(1) In order to provide the funds needed to execute the powers and duties of the Association, the Board of Directors shall impose on the member insurers separate assessments for each account when and for the amounts it deems necessary. The assessments shall be payable within thirty (30) days from when prior written notice was given to the member insurers and shall accrue the legal annual interest from the date in which they are due.
(2) There shall be two types of assessments as follows:
(a) Class A.— Shall be imposed to defray administrative and legal costs, as well as other expenses and the examinations conducted pursuant to § 3912(5) of this title. Class A assessments may be levied whether they are related or not to a particular impaired, or insolvent insurer.
(b) Class B.— Shall be imposed to the extent needed to execute the powers and duties of the Association pursuant to § 3908 of this title with regard to an impaired or insolvent insurer.
(3)
(a) The amount of any Class A assessment shall be determined by the Board and may be made on a pro-rated or fixed basis. If pro-rated, the Board may provide that it be credited against future Class B assessments. A fixed assessment shall not exceed one hundred and fifty dollars ($150) per member insurer in any calendar year. For the purposes of assessments, the amount of any Class B assessment shall be allocated among the accounts pursuant to an allocation formula which may be based on the premiums or reserves of the impaired or insolvent insurer or on the basis of any other standard determined by the Board, at its discretion, as being fair and reasonable under the circumstances.
(b) Class B assessments shall be imposed against the member insurers for each account in the proportion which the premiums received from businesses in Puerto Rico by each member insurer or for policies or contracts covered by each account, for the three (3) most recent calendar years, for which information is available, preceding the year in which the insurer became impaired or insolvent, as the case may be, bear to the premiums received in Puerto Rico for said calendar years by all the member insurers on whom the assessment is imposed.
(c) Assessments shall not be imposed to provide the funds which shall be used to meet the obligations of the Association with regard to an impaired or insolvent insurer until they are needed to carry out the purposes of this chapter. The classification of assessments shall be made under subsection (2) of this section and the computation thereof under this subsection shall be made with a reasonable degree of accuracy, since an exact determination may not always be possible.

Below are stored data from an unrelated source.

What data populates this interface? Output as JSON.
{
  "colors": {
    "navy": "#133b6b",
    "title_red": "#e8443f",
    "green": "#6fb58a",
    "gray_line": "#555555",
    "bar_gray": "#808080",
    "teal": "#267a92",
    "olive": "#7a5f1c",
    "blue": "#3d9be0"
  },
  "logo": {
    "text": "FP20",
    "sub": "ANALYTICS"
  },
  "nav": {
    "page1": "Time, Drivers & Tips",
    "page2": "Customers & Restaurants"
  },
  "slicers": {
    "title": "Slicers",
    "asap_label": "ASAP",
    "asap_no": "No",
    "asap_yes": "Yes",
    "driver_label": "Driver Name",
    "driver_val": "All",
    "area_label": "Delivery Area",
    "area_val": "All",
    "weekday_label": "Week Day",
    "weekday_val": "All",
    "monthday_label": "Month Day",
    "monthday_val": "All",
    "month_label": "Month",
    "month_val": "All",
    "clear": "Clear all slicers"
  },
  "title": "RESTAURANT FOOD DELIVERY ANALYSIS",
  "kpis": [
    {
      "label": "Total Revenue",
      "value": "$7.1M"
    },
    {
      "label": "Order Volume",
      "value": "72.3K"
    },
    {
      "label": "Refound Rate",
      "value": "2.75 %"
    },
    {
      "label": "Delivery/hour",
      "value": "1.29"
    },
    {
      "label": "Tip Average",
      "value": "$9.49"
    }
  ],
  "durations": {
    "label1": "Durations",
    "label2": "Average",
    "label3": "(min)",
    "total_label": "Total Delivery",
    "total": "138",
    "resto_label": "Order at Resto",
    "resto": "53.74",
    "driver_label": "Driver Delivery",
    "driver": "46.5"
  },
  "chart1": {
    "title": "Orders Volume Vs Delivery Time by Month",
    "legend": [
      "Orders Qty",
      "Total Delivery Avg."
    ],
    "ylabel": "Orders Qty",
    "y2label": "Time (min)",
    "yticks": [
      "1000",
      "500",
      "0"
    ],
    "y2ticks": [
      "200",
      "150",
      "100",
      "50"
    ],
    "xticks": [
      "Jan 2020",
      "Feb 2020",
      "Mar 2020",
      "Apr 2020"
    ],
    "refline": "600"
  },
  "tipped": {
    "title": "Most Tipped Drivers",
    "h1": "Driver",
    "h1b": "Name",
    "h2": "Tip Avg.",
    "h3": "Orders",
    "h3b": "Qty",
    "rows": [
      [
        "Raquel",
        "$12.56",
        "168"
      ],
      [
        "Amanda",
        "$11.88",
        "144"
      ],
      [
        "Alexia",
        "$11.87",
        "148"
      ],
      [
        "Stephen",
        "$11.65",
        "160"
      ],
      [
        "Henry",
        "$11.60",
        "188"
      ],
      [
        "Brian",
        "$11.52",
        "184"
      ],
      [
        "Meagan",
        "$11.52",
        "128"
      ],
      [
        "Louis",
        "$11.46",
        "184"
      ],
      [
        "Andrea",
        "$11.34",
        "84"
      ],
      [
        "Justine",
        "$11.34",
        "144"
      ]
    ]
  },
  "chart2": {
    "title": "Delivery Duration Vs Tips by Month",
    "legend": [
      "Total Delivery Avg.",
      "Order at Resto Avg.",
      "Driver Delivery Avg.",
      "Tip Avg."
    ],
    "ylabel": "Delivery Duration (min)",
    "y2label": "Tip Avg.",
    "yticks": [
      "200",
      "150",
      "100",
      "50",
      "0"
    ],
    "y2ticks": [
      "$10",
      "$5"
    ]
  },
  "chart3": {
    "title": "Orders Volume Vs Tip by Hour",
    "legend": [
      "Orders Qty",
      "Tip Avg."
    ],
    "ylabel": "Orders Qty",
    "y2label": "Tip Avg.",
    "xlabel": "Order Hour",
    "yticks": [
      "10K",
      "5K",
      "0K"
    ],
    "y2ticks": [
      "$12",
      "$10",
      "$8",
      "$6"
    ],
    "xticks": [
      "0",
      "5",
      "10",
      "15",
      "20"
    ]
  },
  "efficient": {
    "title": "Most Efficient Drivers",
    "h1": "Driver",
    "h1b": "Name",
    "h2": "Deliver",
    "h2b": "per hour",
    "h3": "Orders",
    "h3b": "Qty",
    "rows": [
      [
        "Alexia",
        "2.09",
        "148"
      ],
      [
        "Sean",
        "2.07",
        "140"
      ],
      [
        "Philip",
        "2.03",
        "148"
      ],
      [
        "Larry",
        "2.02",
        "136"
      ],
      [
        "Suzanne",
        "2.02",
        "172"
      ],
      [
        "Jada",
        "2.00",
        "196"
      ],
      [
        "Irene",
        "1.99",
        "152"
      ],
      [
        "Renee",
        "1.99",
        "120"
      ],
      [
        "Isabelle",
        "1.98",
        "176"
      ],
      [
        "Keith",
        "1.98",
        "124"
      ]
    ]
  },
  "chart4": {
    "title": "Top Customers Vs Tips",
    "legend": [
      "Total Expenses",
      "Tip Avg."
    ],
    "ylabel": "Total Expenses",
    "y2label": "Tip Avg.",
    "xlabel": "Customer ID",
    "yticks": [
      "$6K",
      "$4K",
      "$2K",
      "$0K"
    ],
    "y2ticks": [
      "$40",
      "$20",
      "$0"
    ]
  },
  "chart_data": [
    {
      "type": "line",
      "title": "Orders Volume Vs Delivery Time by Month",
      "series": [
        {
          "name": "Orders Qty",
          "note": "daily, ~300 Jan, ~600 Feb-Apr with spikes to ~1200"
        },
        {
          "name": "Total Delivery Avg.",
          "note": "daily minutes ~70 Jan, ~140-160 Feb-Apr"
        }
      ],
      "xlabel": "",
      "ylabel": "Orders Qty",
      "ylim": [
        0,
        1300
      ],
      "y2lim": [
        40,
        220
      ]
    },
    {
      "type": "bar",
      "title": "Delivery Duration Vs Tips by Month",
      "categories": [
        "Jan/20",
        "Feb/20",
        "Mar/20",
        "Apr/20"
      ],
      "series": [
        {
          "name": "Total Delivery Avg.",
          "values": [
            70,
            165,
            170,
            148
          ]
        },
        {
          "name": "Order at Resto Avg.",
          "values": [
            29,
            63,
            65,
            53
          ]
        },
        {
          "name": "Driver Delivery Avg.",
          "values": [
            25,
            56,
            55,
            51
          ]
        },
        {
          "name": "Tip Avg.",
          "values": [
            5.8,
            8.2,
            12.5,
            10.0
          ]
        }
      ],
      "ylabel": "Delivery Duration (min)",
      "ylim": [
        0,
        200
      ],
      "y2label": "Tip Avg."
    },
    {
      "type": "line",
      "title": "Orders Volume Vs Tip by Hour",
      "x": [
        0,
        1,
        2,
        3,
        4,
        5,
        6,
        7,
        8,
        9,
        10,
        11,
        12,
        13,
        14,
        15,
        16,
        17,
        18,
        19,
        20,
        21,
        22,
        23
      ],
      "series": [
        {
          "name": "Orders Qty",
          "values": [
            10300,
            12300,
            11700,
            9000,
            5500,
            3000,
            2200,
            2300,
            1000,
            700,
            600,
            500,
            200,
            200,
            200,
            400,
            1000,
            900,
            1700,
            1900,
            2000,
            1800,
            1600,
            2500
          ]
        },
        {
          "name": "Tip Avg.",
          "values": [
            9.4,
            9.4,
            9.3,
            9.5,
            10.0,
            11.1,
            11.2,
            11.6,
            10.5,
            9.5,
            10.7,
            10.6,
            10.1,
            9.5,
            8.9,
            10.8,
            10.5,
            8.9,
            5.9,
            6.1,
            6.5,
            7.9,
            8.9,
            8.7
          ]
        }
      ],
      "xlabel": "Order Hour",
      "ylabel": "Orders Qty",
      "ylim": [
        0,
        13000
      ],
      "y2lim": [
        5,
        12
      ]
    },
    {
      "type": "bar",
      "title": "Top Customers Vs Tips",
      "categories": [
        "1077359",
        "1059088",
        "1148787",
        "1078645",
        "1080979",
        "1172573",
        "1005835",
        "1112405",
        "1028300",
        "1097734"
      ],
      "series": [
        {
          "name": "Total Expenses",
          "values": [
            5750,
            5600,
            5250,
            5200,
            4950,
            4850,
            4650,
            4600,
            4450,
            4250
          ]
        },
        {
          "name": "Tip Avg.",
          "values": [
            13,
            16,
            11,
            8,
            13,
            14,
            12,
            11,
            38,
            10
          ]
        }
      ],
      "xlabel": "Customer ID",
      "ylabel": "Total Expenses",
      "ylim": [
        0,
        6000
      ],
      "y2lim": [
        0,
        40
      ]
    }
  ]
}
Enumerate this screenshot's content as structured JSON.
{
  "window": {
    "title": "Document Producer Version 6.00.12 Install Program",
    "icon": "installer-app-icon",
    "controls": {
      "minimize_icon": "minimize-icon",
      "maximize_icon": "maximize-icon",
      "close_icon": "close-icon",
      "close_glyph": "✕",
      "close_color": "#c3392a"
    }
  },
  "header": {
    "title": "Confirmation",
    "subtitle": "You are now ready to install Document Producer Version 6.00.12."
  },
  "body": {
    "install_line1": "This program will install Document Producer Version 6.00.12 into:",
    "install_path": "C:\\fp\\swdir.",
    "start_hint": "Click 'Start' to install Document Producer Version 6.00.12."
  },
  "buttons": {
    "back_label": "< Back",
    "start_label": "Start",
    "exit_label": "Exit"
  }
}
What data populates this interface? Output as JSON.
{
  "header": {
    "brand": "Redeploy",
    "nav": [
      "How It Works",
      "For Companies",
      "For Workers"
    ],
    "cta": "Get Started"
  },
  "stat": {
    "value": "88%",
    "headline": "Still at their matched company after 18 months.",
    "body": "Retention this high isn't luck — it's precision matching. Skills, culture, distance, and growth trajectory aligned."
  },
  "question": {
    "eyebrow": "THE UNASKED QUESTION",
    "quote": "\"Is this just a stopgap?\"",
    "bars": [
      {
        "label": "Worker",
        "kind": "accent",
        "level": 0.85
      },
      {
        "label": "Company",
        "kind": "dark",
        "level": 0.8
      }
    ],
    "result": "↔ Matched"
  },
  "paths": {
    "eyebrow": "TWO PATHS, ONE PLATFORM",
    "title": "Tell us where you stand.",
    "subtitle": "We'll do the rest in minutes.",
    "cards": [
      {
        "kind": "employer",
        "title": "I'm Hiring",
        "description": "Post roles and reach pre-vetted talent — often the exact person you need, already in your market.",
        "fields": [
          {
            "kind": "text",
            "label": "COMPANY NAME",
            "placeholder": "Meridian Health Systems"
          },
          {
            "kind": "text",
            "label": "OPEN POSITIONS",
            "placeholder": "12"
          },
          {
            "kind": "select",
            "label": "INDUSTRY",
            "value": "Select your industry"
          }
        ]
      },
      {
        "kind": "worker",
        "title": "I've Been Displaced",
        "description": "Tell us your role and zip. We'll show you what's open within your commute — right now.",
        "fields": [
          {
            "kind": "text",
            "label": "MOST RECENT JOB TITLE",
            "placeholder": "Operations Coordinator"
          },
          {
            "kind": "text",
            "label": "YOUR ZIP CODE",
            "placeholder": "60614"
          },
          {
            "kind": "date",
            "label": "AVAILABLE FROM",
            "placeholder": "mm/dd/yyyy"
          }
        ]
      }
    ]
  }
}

(4) The Association may reduce or defer, wholly or partially, the assessment imposed on an member insurer if, the opinion of the Board, payment thereof shall place at risk the ability of an member insurer to meet his/her contractual obligations. In case the assessment against an insurer is reduced or deferred, totally or partially, the amount by which the assessment is reduced or deferred may be distributed among the other member insurers pursuant to the method established in this section for the imposition of assessments.
(5)
(a) The total amount of all assessments imposed on a member insurer for each account, shall not exceed in any calendar year, two percent (2%) of the average premiums received in Puerto Rico on policies and contracts covered by the account for the three calendar years preceding the year in which the insurer became impaired or insolvent. If the maximum assessment, together with the other assets of the Association in any account do not provide an amount sufficient to meet the responsibilities of the Association in a given year for any of the accounts, additional assessments shall be imposed subsequently to collect the funds needed according to what is allowed in this chapter.
(b) The Board may provide in the plan of operations a method for the allocation of funds among the claims whether they are related or not to one or more impaired capital or insolvent insurers, when the maximum assessment is insufficient to cover anticipated claims.
(6) The Board, through a fair method to be established in the plan of operations, may return or reimburse to the member insurers, in proportion to the contribution of each insurer to the account, that amount by which the assets of the account exceed the amount the Board deems necessary to carry out the obligations of the Association with regard to the account in the coming year, including those assets obtained from assignments, subrogations, and net profits from income and investments. A reasonable amount may be withheld in any account to provide funds for the regular expenses of the Association and for the payment of future losses.
(7) In determining their rates and dividends for policyholders with regard to a kind of insurance within the scope of this chapter, all member insurers may take into consideration the amount that would be reasonably necessary to meet their assessment obligations under this chapter.
(8) The Association shall issue to every member insurer paying an assessment under this chapter, other than a Class A assessment, a certificate of contribution in the form prescribed by the Commissioner, for the amount of the assessment thus paid. All existing certificates shall receive the same treatment and priority, without taking into consideration the amounts and dates of issue. The insurer may include a certificate of contribution in his/her financial statement as an asset, in the manner and for the amount, if any, and for the period of time approved by the Commissioner.
History —Ins. Code, added as § 39.090 on Aug. 17, 1991, No. 72, § 1.